The Yankees are in last place in the AL East following two consecutive years in which they failed to make the playoffs, after having won the division in 12 of the previous 15 seasons.

They dropped the rubber game of the three-game series against the Orioles on Wednesday night when the bullpen, which had allowed just one earned run in its previous 9 2/3 innings, imploded for five runs in the sixth inning of a 7-5 loss.

But it has been the Yankees' play in the field that has been most disturbing to Cashman, who traded for shortstop Didi Gregorius and signed second baseman Stephen Drew and third baseman Chase Headley in the offseason in an effort to save some runs on the defensive side to compensate for a struggling offense.

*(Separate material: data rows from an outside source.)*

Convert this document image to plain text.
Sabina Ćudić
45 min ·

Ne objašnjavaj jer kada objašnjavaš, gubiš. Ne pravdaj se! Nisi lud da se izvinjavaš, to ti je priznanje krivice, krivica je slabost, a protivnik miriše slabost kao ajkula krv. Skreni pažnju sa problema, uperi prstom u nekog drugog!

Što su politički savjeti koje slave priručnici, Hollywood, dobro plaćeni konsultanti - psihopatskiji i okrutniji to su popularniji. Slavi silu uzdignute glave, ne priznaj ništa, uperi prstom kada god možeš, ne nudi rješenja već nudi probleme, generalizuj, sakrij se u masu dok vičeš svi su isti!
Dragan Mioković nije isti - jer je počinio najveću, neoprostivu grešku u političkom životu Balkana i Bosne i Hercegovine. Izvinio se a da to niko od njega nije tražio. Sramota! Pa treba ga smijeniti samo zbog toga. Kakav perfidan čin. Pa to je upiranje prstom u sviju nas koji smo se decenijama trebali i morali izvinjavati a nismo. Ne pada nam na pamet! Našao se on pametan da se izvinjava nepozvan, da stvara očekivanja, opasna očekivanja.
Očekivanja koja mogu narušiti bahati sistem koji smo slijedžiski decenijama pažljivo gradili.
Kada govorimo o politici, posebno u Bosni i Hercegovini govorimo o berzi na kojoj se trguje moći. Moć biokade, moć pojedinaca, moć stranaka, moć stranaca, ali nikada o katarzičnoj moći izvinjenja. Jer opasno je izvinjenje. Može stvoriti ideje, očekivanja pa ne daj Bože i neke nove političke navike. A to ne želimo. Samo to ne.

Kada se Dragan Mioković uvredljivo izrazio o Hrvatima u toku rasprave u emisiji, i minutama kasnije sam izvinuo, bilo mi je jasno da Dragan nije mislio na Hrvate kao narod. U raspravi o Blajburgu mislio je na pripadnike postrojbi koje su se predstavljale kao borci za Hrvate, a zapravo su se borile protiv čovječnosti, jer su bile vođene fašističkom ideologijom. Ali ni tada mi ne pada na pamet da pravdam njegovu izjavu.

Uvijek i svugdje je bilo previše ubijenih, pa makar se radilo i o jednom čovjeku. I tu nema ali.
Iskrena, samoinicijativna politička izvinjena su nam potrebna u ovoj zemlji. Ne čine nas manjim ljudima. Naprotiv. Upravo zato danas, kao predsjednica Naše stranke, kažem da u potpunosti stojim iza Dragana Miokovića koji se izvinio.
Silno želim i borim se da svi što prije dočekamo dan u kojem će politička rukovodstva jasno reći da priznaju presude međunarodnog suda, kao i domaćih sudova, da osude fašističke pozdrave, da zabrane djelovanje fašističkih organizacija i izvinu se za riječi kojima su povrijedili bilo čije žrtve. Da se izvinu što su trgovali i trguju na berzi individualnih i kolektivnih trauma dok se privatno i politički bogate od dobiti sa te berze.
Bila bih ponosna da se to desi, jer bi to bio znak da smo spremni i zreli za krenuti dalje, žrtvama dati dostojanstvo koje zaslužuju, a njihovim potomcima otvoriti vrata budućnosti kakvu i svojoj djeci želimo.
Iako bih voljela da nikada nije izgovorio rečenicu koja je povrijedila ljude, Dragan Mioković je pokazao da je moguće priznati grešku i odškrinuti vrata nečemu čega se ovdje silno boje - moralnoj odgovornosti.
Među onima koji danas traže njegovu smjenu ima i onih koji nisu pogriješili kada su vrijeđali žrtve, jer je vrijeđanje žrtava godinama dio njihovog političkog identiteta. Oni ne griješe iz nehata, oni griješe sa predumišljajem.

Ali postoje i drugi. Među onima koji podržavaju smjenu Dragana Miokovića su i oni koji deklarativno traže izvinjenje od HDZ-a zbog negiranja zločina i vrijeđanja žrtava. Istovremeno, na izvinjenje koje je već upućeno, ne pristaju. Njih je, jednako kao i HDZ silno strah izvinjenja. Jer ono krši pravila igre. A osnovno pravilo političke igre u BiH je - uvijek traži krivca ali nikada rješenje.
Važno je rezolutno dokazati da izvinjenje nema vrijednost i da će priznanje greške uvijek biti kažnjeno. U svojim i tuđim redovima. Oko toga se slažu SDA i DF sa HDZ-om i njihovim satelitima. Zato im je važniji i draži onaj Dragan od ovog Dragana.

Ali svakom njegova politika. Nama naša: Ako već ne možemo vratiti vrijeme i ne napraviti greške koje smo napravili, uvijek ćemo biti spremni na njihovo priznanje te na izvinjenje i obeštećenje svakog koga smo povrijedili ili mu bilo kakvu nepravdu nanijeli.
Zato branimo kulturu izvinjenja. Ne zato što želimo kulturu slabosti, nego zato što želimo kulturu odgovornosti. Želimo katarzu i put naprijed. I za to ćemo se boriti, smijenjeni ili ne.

But Drew and Headley have made two errors each, and Gregorius, who had a reputation as a superior defensive shortstop, has made one and easily could have been charged with another when he mishandled a routine grounder in Wednesday night's game.

In addition, Gregorius has made three glaring baserunning mistakes, including getting thrown out at third to end an inning on Opening Day, and suffered a brain-lock in Saturday's 8-4 loss to the Red Sox when he held a relay throw despite having an apparent play on a runner crossing the plate.

"Our defense has been overall poor, and we're better than that," Cashman said. "That's not what we are or what we will be."

Gregorius, who is hitting .172, is attempting to fill the void left by the retirement of Derek Jeter, but he insists he has not been affected by the pressure of replacing a player many Yankees fans consider irreplaceable.

"I'm not trying to follow in his footsteps," Gregorius said after Wednesday's game. "I'm not looking for any pressure like that. I'm only human and people make mistakes. Nobody's perfect. What more can I say?"

Manager Joe Girardi pointed to the 25-year-old Gregorius' youth and relative inexperience -- he is in only his third full big league season -- to explain his early-season struggles.

"It is the first time he has been an Opening Day starter," Girardi said. "There is an adjustment period for anyone who comes to New York. It is not the easiest position to handle, either. He is, in a sense, the captain of an infield and he has a lot of responsibilities. It's only been a week, too. That's why I don't make too much of it."

While Cashman downplayed Gregorius' mental error in Saturday's game, saying it was the responsibility of other defenders to tell Gregorius to fire home, he acknowledged seeing signs that Gregorius is pressing.

"He had a great spring, so I'm wondering if it's just a struggling stretch or is it an adjustment period coming out of Tampa?" Cashman said. "I don't know if he's trying too hard to make something happen out there. It looks to me like he's rushing at times. I can't really explain it."

Cashman said he was "encouraged" somewhat by the most recent outings of starting pitchers CC Sabathia, Masahiro Tanaka and Nathan Eovaldi, who allowed two earned runs in five innings on Wednesday, as well as signs of life coming from the bats of Carlos Beltran, Brian McCannand especially Alex Rodriguez, who hit a long solo home run in the fourth inning Wednesday night.

"But nobody wants to hear that you're encouraged," Cashman acknowledged. "The only thing people care about is wins, and right now we only have three of them. We haven't played up to our potential, but hopefully, we'll all of a sudden find our stride."